In any case, all the best for the workshop and hope you guys have fun!
A number of classes are used internal to the library, but are still public (mainly for testing purposes). These should ideally be package private so that they do not show in the public API, but are still testable by a separate test class.
An example is ChiIndexUtils which was recently converted to package private. Another example is the classes to read in and handle periodic table data. This patch proposes a refactoring that addresses this issue. The result is that from a users perspective, they need only track one class, PeriodicTable, to access periodic element data.
Other areas that could be addressed in this context include
- Graph theory classes – there seem to be multiple implementations of BFS across the library. If the one in PathTools is not good enough, it should be revamped to be sufficiently general. I think the graph theory classes could do with some reworking to make it more compact. Ideally we’d also move to a new version of JGraphT, but this will require some major changes on the CDK side.
- Are all the methods in GeometryTools really meant for public consumption? It seems many are specific to JChemPaint internals. Similarly in AtomTools, are the methods generally used? Or are they there for some specific reason?
- It seems that certain classes in the dict package could be made package private
- In BondTools, a number of methods seem to refer to atoms rather than bonds. Maybe they should be relocated?
- In the rebond package, it seems that only RebondTool need be publicly available
There are a number of cases, where the API is unintuitive or ambiguous. Examples include
- Bug 2101109 describes an inconsistency in the IRingSet API
- The BondTools case noted above is another example
IAtomContainer versus IMolecule
I know this has been discussed before, but it still seems that IMolecule is a syntactic sugar class – it adds nothing to IAtomContainer from which it derives. I just don’t see why it has to exist. Rather, it’s inclusion in the API leads to many cases where one cannot supply an IAtomContainer, but where it would be logical to do so. I think Stefans recent mail also addressed this issue.

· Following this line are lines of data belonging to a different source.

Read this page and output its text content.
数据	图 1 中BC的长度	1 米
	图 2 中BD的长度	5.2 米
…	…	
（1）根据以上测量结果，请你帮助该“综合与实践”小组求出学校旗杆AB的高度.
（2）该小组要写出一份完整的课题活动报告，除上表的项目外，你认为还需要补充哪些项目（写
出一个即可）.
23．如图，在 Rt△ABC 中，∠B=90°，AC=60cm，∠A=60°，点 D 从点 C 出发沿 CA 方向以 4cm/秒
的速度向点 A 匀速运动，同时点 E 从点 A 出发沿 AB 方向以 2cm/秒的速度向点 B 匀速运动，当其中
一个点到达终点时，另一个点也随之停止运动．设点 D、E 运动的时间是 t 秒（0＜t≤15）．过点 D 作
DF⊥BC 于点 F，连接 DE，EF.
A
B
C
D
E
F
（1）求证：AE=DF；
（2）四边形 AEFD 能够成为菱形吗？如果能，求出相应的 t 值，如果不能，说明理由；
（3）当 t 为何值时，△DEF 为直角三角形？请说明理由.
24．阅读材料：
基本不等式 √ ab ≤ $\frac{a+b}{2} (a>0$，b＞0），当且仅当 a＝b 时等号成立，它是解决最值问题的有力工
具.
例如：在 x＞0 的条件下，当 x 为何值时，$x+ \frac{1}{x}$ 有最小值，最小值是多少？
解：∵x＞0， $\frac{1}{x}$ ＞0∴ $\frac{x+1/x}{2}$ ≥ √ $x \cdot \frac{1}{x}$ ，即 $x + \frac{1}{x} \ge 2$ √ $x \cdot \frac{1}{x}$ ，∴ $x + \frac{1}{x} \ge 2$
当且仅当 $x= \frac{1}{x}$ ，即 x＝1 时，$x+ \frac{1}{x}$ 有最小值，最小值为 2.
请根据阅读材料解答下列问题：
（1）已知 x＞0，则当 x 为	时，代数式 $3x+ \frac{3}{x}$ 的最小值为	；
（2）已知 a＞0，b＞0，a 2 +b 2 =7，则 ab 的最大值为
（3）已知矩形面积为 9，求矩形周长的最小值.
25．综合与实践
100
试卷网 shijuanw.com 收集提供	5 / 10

Container classes versus actual containers
We have a number of container classes such as AtomContainerSet, RingSet and so on. Their semantics are essentially identical to that of List (rather than Set). Why do these classes not implement the List interface, rather than creating a container class from scratch? In this case they should be renamed to AtomContainerList etc to be consistent. Alternatively they should implement the Set interface if they truly are considered as sets.
Fundamentally, we should decide whether we want these container clases to behave as sets or lists. One might also argue as to the need for these specialized container classes, since the specialized containers don’t appear to do much (any?) more than standard Java lists. Thus it appears that in many cases (I haven’t looked at all of them) one could replace AtomContainerSet with List<IAtomContainer>. Such an approach would also simplify the API.
Another question – why do they extend IChemObject? They appear to be containers for molecules, rings etc, rather than actual chemical objects.
Given that handling PDB files is an intricate task, does the CDK really need one, when BioJava does it very well? It seems that some bridging code (possibly conditionally compiled) between the CDK and BioJava would be useful and more maintanble.